Prime Minister Narendra Modi has inaugurated India's new parliament building amid protests and boycotts.
Most opposition parties did not participate, saying they wanted the president instead of Mr Modi to open the building.
During the ceremony, some of India's top wrestlers were detained when they tried to reach the new parliament to protest.
The new building has replaced the British-era parliament.
Ceremonies leading up to a formal inauguration began at 07:00 (02:00 GMT) on Sunday.
Mr Modi unveiled a plaque dedicating the building to the nation and later addressed a gathering of lawmakers.
"This is not just a building. It is a reflection of the aspirations and dreams of 1.4 billion Indians. This is the temple of our democracy and it's giving the message of India's determination to the world," he said.
Rahul Gandhi, the leader of the main opposition Congress party, tweeted that Mr Modi was treating the parliament inauguration as a coronation ceremony.
Last week, 19 parties - including the Congress - announced their "collective decision" to boycott the ceremony.
They criticised the government for not asking President Droupadi Murmu, who is head of state, to open the new building. They also denounced the decision to hold the event on the birth anniversary of Hindu nationalist ideologue VD Savarkar. Opposition parties consider Savarkar a divisive figure, while the ruling Bharatiya Janata Party (BJP) hails him as a hero.

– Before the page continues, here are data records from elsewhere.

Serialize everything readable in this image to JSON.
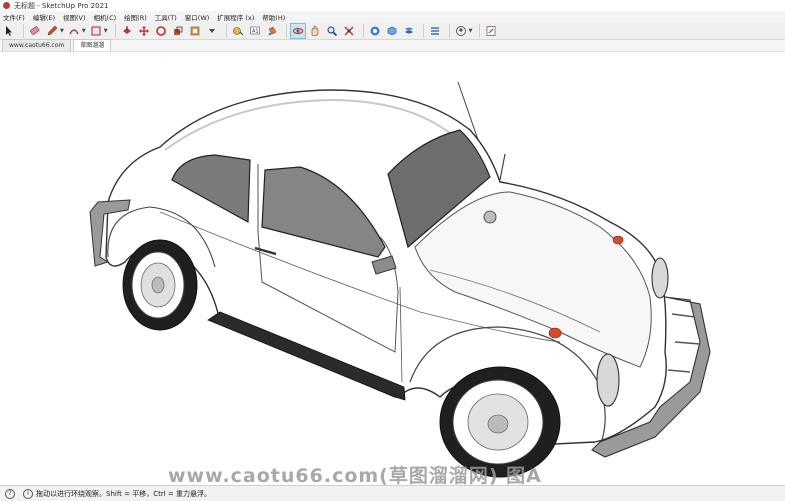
{
  "window": {
    "title": "无标题 - SketchUp Pro 2021"
  },
  "menu": [
    "文件(F)",
    "编辑(E)",
    "视图(V)",
    "相机(C)",
    "绘图(R)",
    "工具(T)",
    "窗口(W)",
    "扩展程序 (x)",
    "帮助(H)"
  ],
  "toolbar": {
    "icons": [
      "select-icon",
      "eraser-icon",
      "pencil-icon",
      "arc-icon",
      "shape-icon",
      "push-pull-icon",
      "move-icon",
      "rotate-icon",
      "scale-icon",
      "offset-icon",
      "tape-measure-icon",
      "text-icon",
      "paint-bucket-icon",
      "orbit-icon",
      "pan-icon",
      "zoom-icon",
      "zoom-extents-icon",
      "warehouse-icon",
      "extension-icon",
      "components-icon",
      "styles-icon",
      "user-icon",
      "report-icon"
    ]
  },
  "tabs": [
    {
      "label": "www.caotu66.com"
    },
    {
      "label": "草图溜溜"
    }
  ],
  "watermark": "www.caotu66.com(草图溜溜网) 图A",
  "status": {
    "text": "拖动以进行环绕观察。Shift = 平移，Ctrl = 重力悬浮。"
  },
  "colors": {
    "toolbar_bg": "#f0f0f0",
    "car_body": "#ffffff",
    "outline": "#333333"
  }
}
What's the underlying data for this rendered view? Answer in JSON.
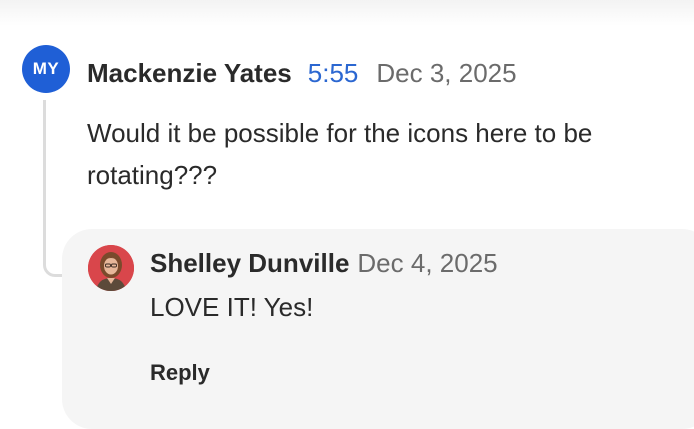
{
  "comment": {
    "avatar_initials": "MY",
    "author": "Mackenzie Yates",
    "time": "5:55",
    "date": "Dec 3, 2025",
    "text": "Would it be possible for the icons here to be rotating???"
  },
  "reply": {
    "author": "Shelley Dunville",
    "date": "Dec 4, 2025",
    "text": "LOVE IT! Yes!",
    "reply_label": "Reply"
  },
  "colors": {
    "avatar_blue": "#1f5fd6",
    "link_blue": "#2b67d1",
    "card_bg": "#f5f5f5"
  }
}
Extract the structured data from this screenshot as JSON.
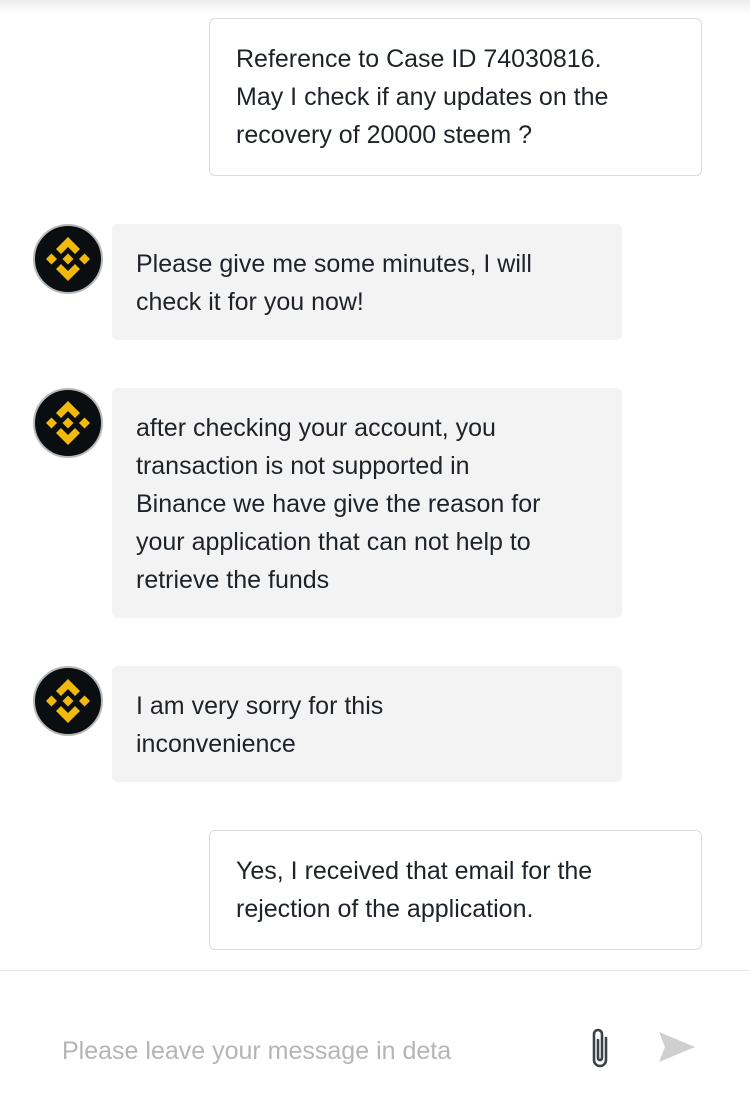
{
  "colors": {
    "brand": "#F0B90B",
    "avatar_bg": "#0B0E11",
    "agent_bubble": "#F3F3F3",
    "user_bubble_border": "#DCDCDC",
    "placeholder": "#B5B5B5",
    "send_icon": "#CFCFCF"
  },
  "messages": [
    {
      "sender": "user",
      "text": "Reference to Case ID 74030816.\nMay I check if any updates on the\nrecovery of 20000 steem ?"
    },
    {
      "sender": "agent",
      "avatar_icon": "binance-logo-icon",
      "text": "Please give me some minutes, I will\ncheck it for you now!"
    },
    {
      "sender": "agent",
      "avatar_icon": "binance-logo-icon",
      "text": "after checking your account, you\ntransaction is not supported in\nBinance we have give the reason for\nyour application that can not help to\nretrieve the funds"
    },
    {
      "sender": "agent",
      "avatar_icon": "binance-logo-icon",
      "text": "I am very sorry for this\ninconvenience"
    },
    {
      "sender": "user",
      "text": "Yes, I received that email for the\nrejection of the application."
    }
  ],
  "composer": {
    "placeholder": "Please leave your message in deta",
    "value": "",
    "attach_icon": "paperclip-icon",
    "send_icon": "send-icon"
  }
}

The BJP said the opposition's boycott was a "disrespect to democracy".
Mr Modi also installed what the government said was a historically significant gold sceptre, called the sengol, in the new parliament building.

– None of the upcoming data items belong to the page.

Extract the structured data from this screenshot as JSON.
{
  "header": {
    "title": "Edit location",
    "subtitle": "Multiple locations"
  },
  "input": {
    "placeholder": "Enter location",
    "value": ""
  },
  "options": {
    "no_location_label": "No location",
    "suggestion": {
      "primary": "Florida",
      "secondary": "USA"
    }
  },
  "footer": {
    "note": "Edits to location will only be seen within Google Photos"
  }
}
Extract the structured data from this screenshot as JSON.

He said that the presence of the "holy sengol" in the new building would inspire lawmakers.
The government said the gold sceptre was given to India's first prime minister Jawaharlal Nehru by priests from a prominent Hindu sect. It added that the sengol was "the symbol of the transfer of power to India from the Britishers on the 14th of August in 1947".
Opposition parties, however, said that the government's claims about the sceptre's importance were exaggerated.
The new parliament building is part of the government's ambitious project to develop the Central Vista complex in Delhi to replace colonial-era government buildings.
Built in front of the old parliament, the new four-storey building - built at an estimated cost of 9.7bn rupees ($117.1m, £94.2m) - is much bigger and has the capacity to seat 1,272 MPs.
The Lok Sabha chamber, which will seat the lower house of the parliament, is designed in the likeness of a peacock, India's national bird. The Rajya Sabha chamber, which will seat the upper house, is designed to resemble the lotus, India's national flower.
The current parliament building will be converted into a museum.
The government said that the new parliament was necessary as the older building was "showing signs of distress and over utilization".
But it was criticised by many opposition politicians, environmentalists and civil society groups. They decried its cost, its construction during the pandemic and alleged that the government had not consulted other lawmakers and the public.
The Congress had also stayed away from the foundation stone-laying event of the new parliament in 2020.
Commentators said that the ongoing political row reflected a fractious milieu where India's ruling party and the opposition were unable to reach an agreement on most issues.
"Both sides need to find a way out of the separate corners they have backed themselves into. They must do so because history will not forgive them if they won't," The Indian Express newspaper argued in an editorial.